We set our eyes on both poems and we see that both poems are different from one another. Firstly we see that ‘Poem’ is an epitaph as the poem is a speech of his life saying what he did so we know that his man is dead and someone is giving a brief idea of what he is like. The second is that when read he has been remembered by a family member or a near friend. ‘Here’s how they rated him when they look back…” we see that this man has not been forgiven but just remembered for what he has done in this past life. When we look back at ‘Untitled’ we see that the poem is an apology poem. We see that the man is still alive and asking for forgiveness of what he had committed in his past life. In both poems we see that they are both different from each other and have different stories from each other.

The conclusion at the end of both poems shows them or someone else, summing up their lives or past happenings.
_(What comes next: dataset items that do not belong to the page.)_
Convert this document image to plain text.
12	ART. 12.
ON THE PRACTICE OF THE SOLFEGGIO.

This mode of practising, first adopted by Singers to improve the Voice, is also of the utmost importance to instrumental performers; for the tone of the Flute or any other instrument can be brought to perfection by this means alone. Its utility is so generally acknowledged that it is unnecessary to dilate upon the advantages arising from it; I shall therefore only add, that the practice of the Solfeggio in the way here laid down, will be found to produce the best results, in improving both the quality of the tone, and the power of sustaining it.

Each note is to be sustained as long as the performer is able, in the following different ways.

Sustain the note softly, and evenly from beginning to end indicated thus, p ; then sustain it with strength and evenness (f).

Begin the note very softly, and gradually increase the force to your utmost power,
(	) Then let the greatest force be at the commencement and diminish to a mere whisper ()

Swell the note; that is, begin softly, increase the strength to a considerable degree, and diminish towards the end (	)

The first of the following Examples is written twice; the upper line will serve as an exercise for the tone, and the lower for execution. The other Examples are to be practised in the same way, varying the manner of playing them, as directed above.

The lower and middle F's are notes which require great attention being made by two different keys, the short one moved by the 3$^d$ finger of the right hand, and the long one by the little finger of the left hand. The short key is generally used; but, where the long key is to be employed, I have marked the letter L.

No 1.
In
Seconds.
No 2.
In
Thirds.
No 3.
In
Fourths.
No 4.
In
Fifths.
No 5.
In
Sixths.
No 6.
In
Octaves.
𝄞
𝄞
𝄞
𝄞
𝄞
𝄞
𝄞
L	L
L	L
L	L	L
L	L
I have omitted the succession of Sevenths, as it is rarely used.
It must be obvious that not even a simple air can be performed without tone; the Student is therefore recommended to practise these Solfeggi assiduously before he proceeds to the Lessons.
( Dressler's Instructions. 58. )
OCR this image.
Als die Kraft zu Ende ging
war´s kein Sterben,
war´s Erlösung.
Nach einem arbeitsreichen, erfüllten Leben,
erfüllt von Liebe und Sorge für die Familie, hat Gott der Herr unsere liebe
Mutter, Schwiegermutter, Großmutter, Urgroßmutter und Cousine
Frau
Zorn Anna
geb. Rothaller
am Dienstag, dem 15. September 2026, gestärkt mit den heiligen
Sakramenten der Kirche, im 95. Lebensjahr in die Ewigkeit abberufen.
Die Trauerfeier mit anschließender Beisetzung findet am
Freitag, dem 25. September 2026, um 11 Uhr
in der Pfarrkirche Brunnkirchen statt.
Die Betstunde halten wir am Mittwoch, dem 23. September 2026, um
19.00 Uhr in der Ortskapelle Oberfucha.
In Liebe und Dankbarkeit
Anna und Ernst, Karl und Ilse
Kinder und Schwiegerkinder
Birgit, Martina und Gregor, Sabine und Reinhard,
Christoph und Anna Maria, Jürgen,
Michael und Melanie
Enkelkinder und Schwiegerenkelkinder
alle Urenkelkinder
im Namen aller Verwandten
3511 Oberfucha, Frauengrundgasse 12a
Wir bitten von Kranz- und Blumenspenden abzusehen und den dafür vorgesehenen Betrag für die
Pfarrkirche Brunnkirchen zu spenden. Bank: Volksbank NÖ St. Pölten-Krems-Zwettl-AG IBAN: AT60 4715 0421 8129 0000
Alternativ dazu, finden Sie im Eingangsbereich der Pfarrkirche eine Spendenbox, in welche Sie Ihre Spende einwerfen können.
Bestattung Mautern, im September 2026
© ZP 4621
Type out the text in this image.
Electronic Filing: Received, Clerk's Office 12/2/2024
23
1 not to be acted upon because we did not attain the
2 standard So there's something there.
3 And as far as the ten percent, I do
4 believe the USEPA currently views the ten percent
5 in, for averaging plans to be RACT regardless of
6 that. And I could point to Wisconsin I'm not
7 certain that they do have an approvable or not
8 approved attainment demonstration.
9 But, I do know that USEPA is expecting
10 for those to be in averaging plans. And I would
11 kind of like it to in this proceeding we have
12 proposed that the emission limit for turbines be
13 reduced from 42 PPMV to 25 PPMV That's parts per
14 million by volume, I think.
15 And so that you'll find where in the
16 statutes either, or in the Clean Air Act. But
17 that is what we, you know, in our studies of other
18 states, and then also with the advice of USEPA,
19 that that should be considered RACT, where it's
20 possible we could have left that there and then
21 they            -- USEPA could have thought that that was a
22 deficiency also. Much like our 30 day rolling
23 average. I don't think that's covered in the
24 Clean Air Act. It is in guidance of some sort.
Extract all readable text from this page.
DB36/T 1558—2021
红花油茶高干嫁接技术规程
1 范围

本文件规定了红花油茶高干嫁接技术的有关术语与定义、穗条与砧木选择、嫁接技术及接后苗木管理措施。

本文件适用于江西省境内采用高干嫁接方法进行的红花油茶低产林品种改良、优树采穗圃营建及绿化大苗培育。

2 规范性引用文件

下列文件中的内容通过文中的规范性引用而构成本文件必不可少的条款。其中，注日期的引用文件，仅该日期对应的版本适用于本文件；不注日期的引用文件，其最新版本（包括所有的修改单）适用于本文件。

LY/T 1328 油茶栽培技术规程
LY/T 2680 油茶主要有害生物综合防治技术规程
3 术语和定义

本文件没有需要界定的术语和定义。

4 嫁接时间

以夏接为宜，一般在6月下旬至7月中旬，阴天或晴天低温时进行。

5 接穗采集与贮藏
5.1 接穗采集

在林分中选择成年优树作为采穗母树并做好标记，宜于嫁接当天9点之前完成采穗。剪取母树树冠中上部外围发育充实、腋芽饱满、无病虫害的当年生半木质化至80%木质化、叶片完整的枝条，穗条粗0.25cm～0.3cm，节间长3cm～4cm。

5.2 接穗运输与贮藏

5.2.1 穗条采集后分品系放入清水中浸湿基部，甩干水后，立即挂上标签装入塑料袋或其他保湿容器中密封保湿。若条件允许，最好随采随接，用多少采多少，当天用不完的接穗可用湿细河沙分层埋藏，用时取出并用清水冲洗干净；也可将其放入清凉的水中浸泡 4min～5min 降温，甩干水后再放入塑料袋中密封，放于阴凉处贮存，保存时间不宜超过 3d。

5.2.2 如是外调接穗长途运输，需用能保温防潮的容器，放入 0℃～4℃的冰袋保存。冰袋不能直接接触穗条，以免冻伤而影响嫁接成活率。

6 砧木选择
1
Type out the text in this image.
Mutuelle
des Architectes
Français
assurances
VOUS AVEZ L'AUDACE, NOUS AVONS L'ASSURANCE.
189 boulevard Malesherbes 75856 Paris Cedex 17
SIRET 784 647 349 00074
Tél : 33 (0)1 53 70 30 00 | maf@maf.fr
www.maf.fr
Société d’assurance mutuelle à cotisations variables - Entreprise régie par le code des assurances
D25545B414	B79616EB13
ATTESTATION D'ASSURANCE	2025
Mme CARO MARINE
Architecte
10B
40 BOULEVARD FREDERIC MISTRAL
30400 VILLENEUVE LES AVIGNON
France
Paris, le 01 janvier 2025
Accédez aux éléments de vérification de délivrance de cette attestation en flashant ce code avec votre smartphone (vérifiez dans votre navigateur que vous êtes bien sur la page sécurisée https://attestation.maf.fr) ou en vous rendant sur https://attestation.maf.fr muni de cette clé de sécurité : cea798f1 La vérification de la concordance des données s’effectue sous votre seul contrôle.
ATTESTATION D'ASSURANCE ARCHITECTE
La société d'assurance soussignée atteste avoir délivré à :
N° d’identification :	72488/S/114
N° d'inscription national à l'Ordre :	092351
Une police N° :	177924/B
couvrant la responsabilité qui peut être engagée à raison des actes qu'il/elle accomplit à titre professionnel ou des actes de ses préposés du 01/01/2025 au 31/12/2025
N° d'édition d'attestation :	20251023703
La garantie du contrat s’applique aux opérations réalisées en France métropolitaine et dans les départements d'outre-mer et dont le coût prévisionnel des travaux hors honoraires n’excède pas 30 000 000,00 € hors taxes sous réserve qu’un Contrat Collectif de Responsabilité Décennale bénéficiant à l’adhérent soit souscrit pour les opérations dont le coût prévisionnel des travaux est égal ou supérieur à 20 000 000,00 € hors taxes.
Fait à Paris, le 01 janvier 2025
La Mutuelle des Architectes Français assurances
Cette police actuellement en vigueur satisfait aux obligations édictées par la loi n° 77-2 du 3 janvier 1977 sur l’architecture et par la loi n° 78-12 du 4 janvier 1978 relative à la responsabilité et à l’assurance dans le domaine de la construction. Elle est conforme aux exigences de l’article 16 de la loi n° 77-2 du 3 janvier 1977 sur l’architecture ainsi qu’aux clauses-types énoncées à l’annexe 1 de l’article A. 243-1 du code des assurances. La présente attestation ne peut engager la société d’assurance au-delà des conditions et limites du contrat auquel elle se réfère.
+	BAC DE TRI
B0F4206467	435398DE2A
The person that reads ‘Poem’ does not give him enough praise for the good things he has done and judge him by his mistakes, ‘sometimes he did this, sometimes he did that’, even though the good deeds should overrule the bad things. The summarising of ‘Untitled’ is packed with regret and forgiveness to be asked for, and that it was his age that made him act the way he did. This shows that he had an excuse for his actions; while in ‘Poem’ he should have no excuse because he should have known what he was doing was wrong because he was older and wiser and he was married and had a daughter.

Both poems show that no one is perfect and that humans behave instinctively towards love and relationships and build on that to produce something more, i.e. the marriage proposal. And that humans thrive on love and attention and that they need to be wanted, but when they do something good they are put down for something wrong they have done. It shows that life is life and it can be plain and boring therefore making it predictable and the outcomes known.